Purpose: To compare the morphologic trueness of provisional and definitive restorations constructed with conventional custom impression techniques to those constructed with intra- and extraoral scanning (IEOS), which can digitally transfer the subgingival morphology of the provisional restoration to the definitive restoration. Materials and Methods: Provisional restorations were fabricated on typodonts in which implants were placed. In the conventional method, a customized impression coping was produced by using polymethyl methacrylate resin to transfer the subgingival contour of the provisional restoration. Impressions were taken with silicone impression material, and definitive restorations were made by CAM. The IEOS technique was performed as previously reported. In brief, three individually scanned stereolithography (STL) files were superimposed in CAD software to transfer the morphology of the provisional restoration to the definitive restoration. Definitive restorations were then made by CAM. The provisional and definitive restorations were both scanned by IOS. Scanned data files were superimposed with morphometry software, and the distortions were measured. Student t test was used for statistical analysis.

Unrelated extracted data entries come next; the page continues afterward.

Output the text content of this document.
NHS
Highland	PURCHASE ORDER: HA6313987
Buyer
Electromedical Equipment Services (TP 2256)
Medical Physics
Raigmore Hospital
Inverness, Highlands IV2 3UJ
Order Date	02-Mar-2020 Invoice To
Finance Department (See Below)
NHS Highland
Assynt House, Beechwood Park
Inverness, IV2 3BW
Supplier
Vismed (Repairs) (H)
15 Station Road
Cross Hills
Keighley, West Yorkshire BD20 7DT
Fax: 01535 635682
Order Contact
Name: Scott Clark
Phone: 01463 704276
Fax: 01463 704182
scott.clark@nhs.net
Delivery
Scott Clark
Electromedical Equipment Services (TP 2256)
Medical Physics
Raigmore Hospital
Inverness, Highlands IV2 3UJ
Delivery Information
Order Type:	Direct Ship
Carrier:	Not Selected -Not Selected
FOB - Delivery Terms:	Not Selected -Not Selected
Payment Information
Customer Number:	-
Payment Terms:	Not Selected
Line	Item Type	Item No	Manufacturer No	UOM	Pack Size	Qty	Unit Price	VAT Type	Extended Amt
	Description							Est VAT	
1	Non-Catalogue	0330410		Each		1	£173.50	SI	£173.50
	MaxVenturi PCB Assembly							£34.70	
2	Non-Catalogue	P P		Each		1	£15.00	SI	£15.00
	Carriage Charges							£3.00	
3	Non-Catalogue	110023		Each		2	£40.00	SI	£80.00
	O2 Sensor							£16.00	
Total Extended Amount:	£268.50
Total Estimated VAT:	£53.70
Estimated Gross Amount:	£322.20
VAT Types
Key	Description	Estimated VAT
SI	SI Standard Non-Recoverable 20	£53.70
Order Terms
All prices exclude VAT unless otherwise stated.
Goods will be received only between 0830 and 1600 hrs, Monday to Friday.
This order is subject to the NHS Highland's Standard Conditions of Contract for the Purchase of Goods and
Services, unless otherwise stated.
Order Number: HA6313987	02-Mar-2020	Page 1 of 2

Results: The subgingival morphologies of definitive restorations prepared by the conventional method showed significant negative distortions compared to definitive restorations prepared by the IEOS technique. Conclusion: The IEOS technique can more accurately transfer the subgingival contour of provisional restorations to definitive restorations compared to the conventional customized impression coping technique.